The Trump administration will review whether fetal tissue research is complying with regulations, following letters from antiabortion groups criticizing a Food and Drug Administration supply contract. The review was announced Monday in a statement from the Department of Health and Human Services.
“HHS has initiated a comprehensive review of all research involving fetal tissue to ensure consistency with statutes and regulations governing such research…in light of the serious regulatory, moral, and ethical considerations involved.”
A 1993 law made such research legal, yet it has been a focus of controversy and criticism by Republicans, according to Science. That law prohibits profiting from supplying the tissue, allowing only “reasonable payments” to cover the costs of processing, storage, and transportation.
The department also abruptly cancelled the contract in which the California-based Advanced Bioscience Resources (ABR) was providing fetal tissue to the FDA for drug testing on what they call “humanized” mice, with immune systems more similar to those of humans. HHS is also planning an audit on similar contracts involving fetal tissue, which is likely to include both projects taking place at HHS agencies and work by outside researchers using HHS funding.
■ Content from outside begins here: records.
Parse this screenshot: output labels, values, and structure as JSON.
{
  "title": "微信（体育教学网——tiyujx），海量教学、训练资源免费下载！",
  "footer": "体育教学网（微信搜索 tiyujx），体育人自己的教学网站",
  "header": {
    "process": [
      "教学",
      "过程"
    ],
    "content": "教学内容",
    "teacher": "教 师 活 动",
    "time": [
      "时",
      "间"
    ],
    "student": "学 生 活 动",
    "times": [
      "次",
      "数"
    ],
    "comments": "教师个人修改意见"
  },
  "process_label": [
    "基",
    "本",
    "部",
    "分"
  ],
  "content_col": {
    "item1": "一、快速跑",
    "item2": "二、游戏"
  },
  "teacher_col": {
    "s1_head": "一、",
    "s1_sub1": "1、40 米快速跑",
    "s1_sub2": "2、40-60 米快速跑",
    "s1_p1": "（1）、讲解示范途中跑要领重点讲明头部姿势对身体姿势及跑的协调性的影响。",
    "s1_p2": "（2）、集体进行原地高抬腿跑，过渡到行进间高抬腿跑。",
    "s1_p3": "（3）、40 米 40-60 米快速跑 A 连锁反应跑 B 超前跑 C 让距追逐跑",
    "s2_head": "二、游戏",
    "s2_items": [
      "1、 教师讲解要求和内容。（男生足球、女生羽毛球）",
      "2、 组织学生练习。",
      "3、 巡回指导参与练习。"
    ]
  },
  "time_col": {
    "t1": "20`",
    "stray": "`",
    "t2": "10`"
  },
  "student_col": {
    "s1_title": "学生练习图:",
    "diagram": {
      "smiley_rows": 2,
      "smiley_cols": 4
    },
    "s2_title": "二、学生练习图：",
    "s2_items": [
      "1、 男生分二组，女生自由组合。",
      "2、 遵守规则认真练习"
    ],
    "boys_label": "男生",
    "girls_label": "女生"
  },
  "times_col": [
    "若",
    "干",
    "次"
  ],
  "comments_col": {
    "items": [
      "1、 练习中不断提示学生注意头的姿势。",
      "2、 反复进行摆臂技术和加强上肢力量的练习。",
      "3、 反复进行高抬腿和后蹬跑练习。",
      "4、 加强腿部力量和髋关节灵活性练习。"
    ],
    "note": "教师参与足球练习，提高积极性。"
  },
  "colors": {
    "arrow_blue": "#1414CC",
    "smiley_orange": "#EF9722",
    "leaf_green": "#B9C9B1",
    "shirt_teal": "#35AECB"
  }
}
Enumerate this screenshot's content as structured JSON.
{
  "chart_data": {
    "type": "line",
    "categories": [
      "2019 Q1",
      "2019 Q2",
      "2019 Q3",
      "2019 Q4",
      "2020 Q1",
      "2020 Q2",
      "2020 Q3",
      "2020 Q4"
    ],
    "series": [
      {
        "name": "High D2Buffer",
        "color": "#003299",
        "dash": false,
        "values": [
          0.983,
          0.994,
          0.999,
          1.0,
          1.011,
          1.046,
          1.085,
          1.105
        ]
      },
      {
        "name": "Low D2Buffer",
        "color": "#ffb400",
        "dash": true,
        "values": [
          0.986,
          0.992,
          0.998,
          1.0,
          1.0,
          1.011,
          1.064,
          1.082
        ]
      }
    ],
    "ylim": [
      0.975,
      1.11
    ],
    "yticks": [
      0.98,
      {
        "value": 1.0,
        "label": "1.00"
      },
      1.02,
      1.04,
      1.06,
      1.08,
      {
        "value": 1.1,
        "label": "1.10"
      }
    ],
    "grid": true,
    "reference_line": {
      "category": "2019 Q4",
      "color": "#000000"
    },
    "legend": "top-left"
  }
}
“Fetal tissue research is already subject to a robust ethical and legal framework and research that continues to meet those standards should be continued,” according to Association of American Medical Colleges chief scientific officer Ross McKinney.
Human fetal issue is most often used in studies on infectious diseases, developmental disorders, eye diseases, and developmental biology. A 2016 report by Republican representatives called on the federal government to begin obtaining the tissue from miscarriages and stillbirths instead of from elective abortions. However, opponents have repeatedly failed to enact legislation ending this practice, including an attempt earlier this month to prohibit research using the tissue as part of the HHS spending bill for 2019.
Alta Charo, University of Wisconsin law and bioethics professor, said of the move:
“My instinct is that this is driven by politics, and is part of the overall effort to stigmatize and eventually criminalize abortion, as well as part of a larger campaign to roll back the clock on sexual and reproductive rights.”
And University of California neuroscientist Lawrence Goldstein said the review “could have a chilling effect on valuable research because companies who provide tissue may be scared out of use and provision.”